Ashlee and Aaron grew up in Colorado Springs, CO, adoring each other, Gwen says, although their personalities are very different. Born prematurely, Aaron was slow to walk, talk and develop fine motor skills; he started kindergarten unable to hold a pencil. Ashlee, on the other hand, was independent.

“She learned all the skills I was working on with Aaron when she was only a toddler. She dressed herself, made her own lunch and became her brother’s model and protector,” recalls Gwen, a retired music teacher. “When they were in elementary school, I had one child in remedial class and one in gifted and talented.”

Ashlee’s fearless determination helped Aaron overcome his fears while skiing, motorcycle riding and playing in the ocean. That combined with overcoming his early developmental challenges, Gwen says, helped prepare him “for the very long journey of working through traumatic brain injury.” In turn, his post-coma fight to regain some mobility at Craig Hospital in Denver, a facility exclusively dedicated to spinal cord injury and traumatic brain injury rehabilitation and research, inspired and influenced his sister.

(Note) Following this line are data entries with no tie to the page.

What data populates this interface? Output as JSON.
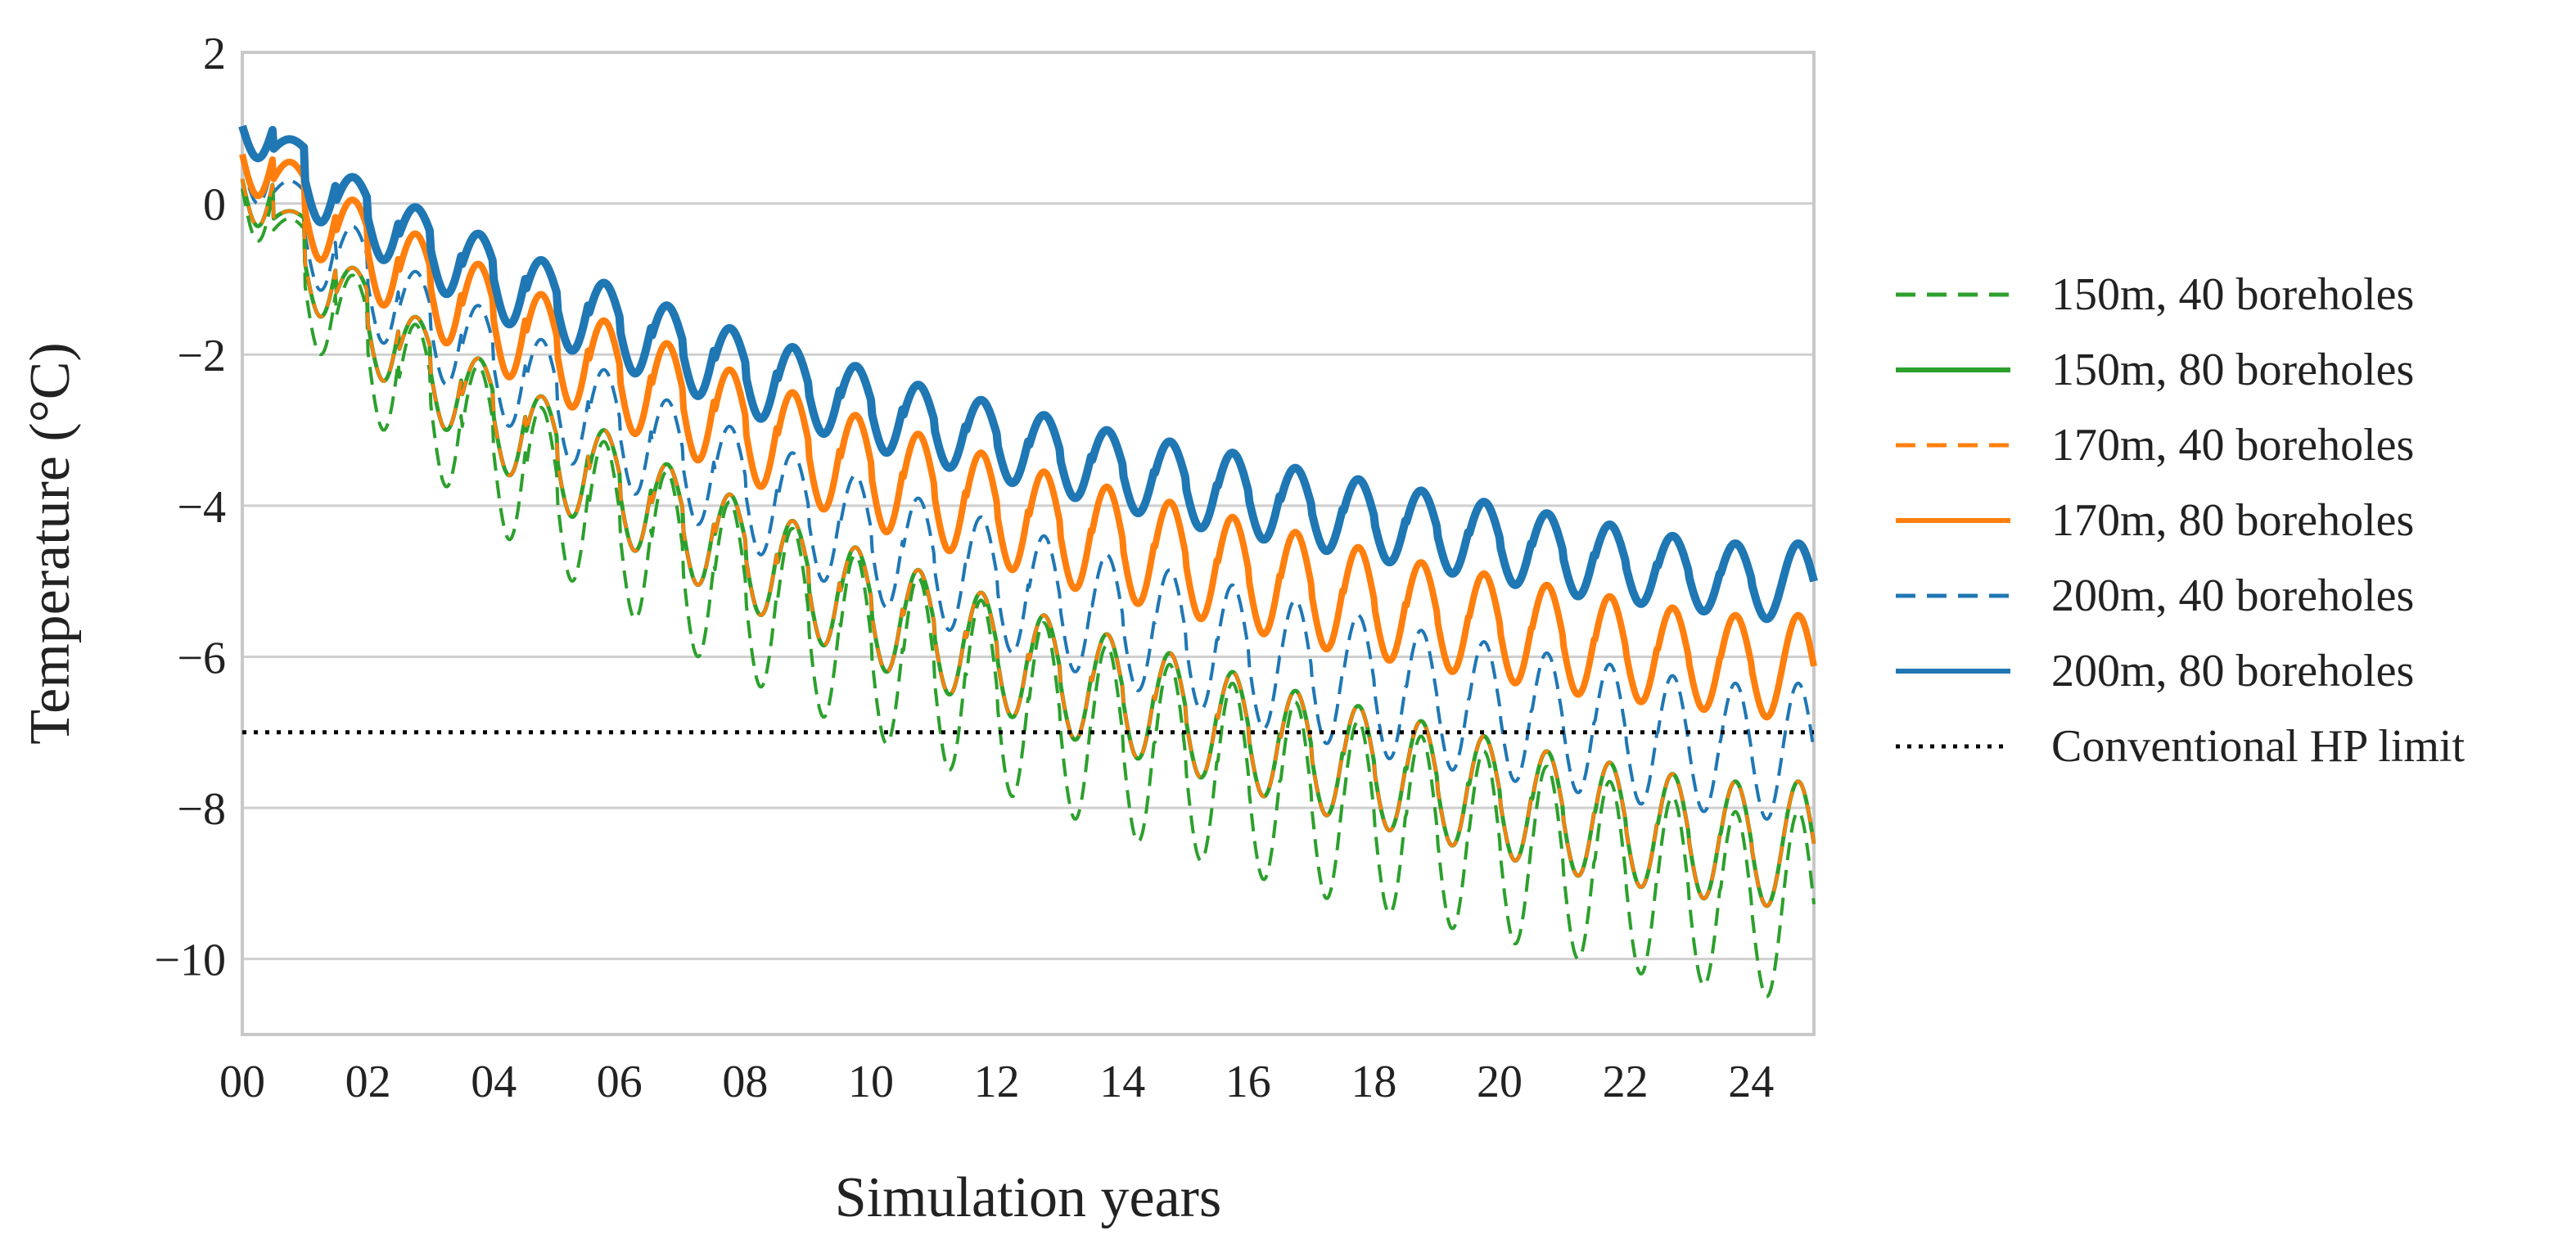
{
  "chart_data": {
    "type": "line",
    "title": "",
    "xlabel": "Simulation years",
    "ylabel": "Temperature (°C)",
    "xlim": [
      0,
      25
    ],
    "ylim": [
      -11,
      2
    ],
    "grid": "horizontal",
    "legend_position": "right",
    "x_ticks": [
      0,
      2,
      4,
      6,
      8,
      10,
      12,
      14,
      16,
      18,
      20,
      22,
      24
    ],
    "x_tick_labels": [
      "00",
      "02",
      "04",
      "06",
      "08",
      "10",
      "12",
      "14",
      "16",
      "18",
      "20",
      "22",
      "24"
    ],
    "y_ticks": [
      2,
      0,
      -2,
      -4,
      -6,
      -8,
      -10
    ],
    "y_tick_labels": [
      "2",
      "0",
      "−2",
      "−4",
      "−6",
      "−8",
      "−10"
    ],
    "series": [
      {
        "name": "150m, 40 boreholes",
        "color": "#2ca02c",
        "style": "dashed",
        "annual_peaks": [
          0.9,
          -0.2,
          -0.95,
          -1.6,
          -2.15,
          -2.7,
          -3.15,
          -3.55,
          -3.95,
          -4.3,
          -4.65,
          -4.95,
          -5.25,
          -5.55,
          -5.85,
          -6.1,
          -6.35,
          -6.6,
          -6.85,
          -7.05,
          -7.25,
          -7.45,
          -7.65,
          -7.85,
          -8.05
        ],
        "annual_troughs": [
          -0.5,
          -2.0,
          -3.0,
          -3.75,
          -4.45,
          -5.0,
          -5.5,
          -6.0,
          -6.4,
          -6.8,
          -7.15,
          -7.5,
          -7.85,
          -8.15,
          -8.45,
          -8.7,
          -8.95,
          -9.2,
          -9.4,
          -9.6,
          -9.8,
          -10.0,
          -10.2,
          -10.35,
          -10.5
        ]
      },
      {
        "name": "150m, 80 boreholes",
        "color": "#2ca02c",
        "style": "solid",
        "annual_peaks": [
          0.95,
          -0.1,
          -0.85,
          -1.5,
          -2.05,
          -2.55,
          -3.0,
          -3.45,
          -3.85,
          -4.2,
          -4.55,
          -4.85,
          -5.15,
          -5.45,
          -5.7,
          -5.95,
          -6.2,
          -6.45,
          -6.65,
          -6.85,
          -7.05,
          -7.25,
          -7.4,
          -7.55,
          -7.65
        ],
        "annual_troughs": [
          -0.3,
          -1.5,
          -2.35,
          -3.0,
          -3.6,
          -4.15,
          -4.6,
          -5.05,
          -5.45,
          -5.85,
          -6.2,
          -6.5,
          -6.8,
          -7.1,
          -7.35,
          -7.6,
          -7.85,
          -8.1,
          -8.3,
          -8.5,
          -8.7,
          -8.9,
          -9.05,
          -9.2,
          -9.3
        ]
      },
      {
        "name": "170m, 40 boreholes",
        "color": "#ff7f0e",
        "style": "dashed",
        "annual_peaks": [
          0.95,
          -0.1,
          -0.85,
          -1.5,
          -2.05,
          -2.55,
          -3.0,
          -3.45,
          -3.85,
          -4.2,
          -4.55,
          -4.85,
          -5.15,
          -5.45,
          -5.7,
          -5.95,
          -6.2,
          -6.45,
          -6.65,
          -6.85,
          -7.05,
          -7.25,
          -7.4,
          -7.55,
          -7.65
        ],
        "annual_troughs": [
          -0.3,
          -1.5,
          -2.35,
          -3.0,
          -3.6,
          -4.15,
          -4.6,
          -5.05,
          -5.45,
          -5.85,
          -6.2,
          -6.5,
          -6.8,
          -7.1,
          -7.35,
          -7.6,
          -7.85,
          -8.1,
          -8.3,
          -8.5,
          -8.7,
          -8.9,
          -9.05,
          -9.2,
          -9.3
        ]
      },
      {
        "name": "170m, 80 boreholes",
        "color": "#ff7f0e",
        "style": "solid",
        "annual_peaks": [
          1.2,
          0.55,
          0.05,
          -0.4,
          -0.8,
          -1.2,
          -1.55,
          -1.85,
          -2.2,
          -2.5,
          -2.8,
          -3.05,
          -3.3,
          -3.55,
          -3.75,
          -3.95,
          -4.15,
          -4.35,
          -4.55,
          -4.75,
          -4.9,
          -5.05,
          -5.2,
          -5.35,
          -5.45
        ],
        "annual_troughs": [
          0.1,
          -0.75,
          -1.35,
          -1.85,
          -2.3,
          -2.7,
          -3.05,
          -3.4,
          -3.75,
          -4.05,
          -4.35,
          -4.6,
          -4.85,
          -5.1,
          -5.3,
          -5.5,
          -5.7,
          -5.9,
          -6.05,
          -6.2,
          -6.35,
          -6.5,
          -6.6,
          -6.7,
          -6.8
        ]
      },
      {
        "name": "200m, 40 boreholes",
        "color": "#1f77b4",
        "style": "dashed",
        "annual_peaks": [
          1.15,
          0.3,
          -0.3,
          -0.9,
          -1.35,
          -1.8,
          -2.2,
          -2.6,
          -2.95,
          -3.3,
          -3.6,
          -3.9,
          -4.15,
          -4.4,
          -4.65,
          -4.85,
          -5.05,
          -5.25,
          -5.45,
          -5.65,
          -5.8,
          -5.95,
          -6.1,
          -6.25,
          -6.35
        ],
        "annual_troughs": [
          0.0,
          -1.15,
          -1.85,
          -2.4,
          -2.95,
          -3.45,
          -3.85,
          -4.25,
          -4.65,
          -5.0,
          -5.35,
          -5.65,
          -5.95,
          -6.2,
          -6.45,
          -6.7,
          -6.95,
          -7.15,
          -7.35,
          -7.5,
          -7.65,
          -7.8,
          -7.95,
          -8.05,
          -8.15
        ]
      },
      {
        "name": "200m, 80 boreholes",
        "color": "#1f77b4",
        "style": "solid",
        "annual_peaks": [
          1.45,
          0.85,
          0.35,
          -0.05,
          -0.4,
          -0.75,
          -1.05,
          -1.35,
          -1.65,
          -1.9,
          -2.15,
          -2.4,
          -2.6,
          -2.8,
          -3.0,
          -3.15,
          -3.3,
          -3.5,
          -3.65,
          -3.8,
          -3.95,
          -4.1,
          -4.25,
          -4.4,
          -4.5
        ],
        "annual_troughs": [
          0.6,
          -0.25,
          -0.75,
          -1.2,
          -1.6,
          -1.95,
          -2.25,
          -2.55,
          -2.85,
          -3.05,
          -3.3,
          -3.5,
          -3.7,
          -3.9,
          -4.1,
          -4.3,
          -4.45,
          -4.6,
          -4.75,
          -4.9,
          -5.05,
          -5.2,
          -5.3,
          -5.4,
          -5.5
        ]
      },
      {
        "name": "Conventional HP limit",
        "color": "#000000",
        "style": "dotted",
        "x": [
          0,
          25
        ],
        "values": [
          -7,
          -7
        ]
      }
    ]
  }
}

“Even in his coma, he had physical therapy,” says Ashlee, who worked with a physical therapist on her own recovery. “When he stood up in the parallel bars and walked for the first time, I got it in my brain that that’s what I wanted to do.”

Aaron’s long journey involved countless small steps – being able to open and close his eyes on command; moving his wheelchair by himself a single inch; laughing at a joke because he understood it; learning to communicate using an Alphasmart computer. He now lives in a group home in Colorado Springs.

Aaron and Ashlee before the collision that changed their lives.
Aaron and Ashlee before the collision that changed their lives.

Ashlee is a physical therapist with Mayo Clinic Health System Franciscan Healthcare in an outpatient clinic and transitional care unit in Sparta, WI. “With people who are struggling from stroke or injury that is life-changing, I feel I’m able to connect on another level given what Aaron and my parents went through,” she says. “I believe from our experience, we’ve grown closer as a family. It’s made me a better person.”

The family made sure Aaron was in Des Moines for Ashlee’s graduation from DMU, and she made sure he was part of her wedding last year to Shannon Brozak, PA-C’08, who practices at Gundersen Lutheran Medical Center in La Crosse, WI. While the family had planned to transport Aaron in his wheelchair, he “had been practicing really hard to walk with his walker,” Ashlee says. “He was able to walk partially down the aisle for me.”

“Over the years I have been proud of my children for their many accomplishments,” Gwen says. “But I have never been as proud as when Aaron walked, albeit with assistance, down the aisle at his sister’s wedding.”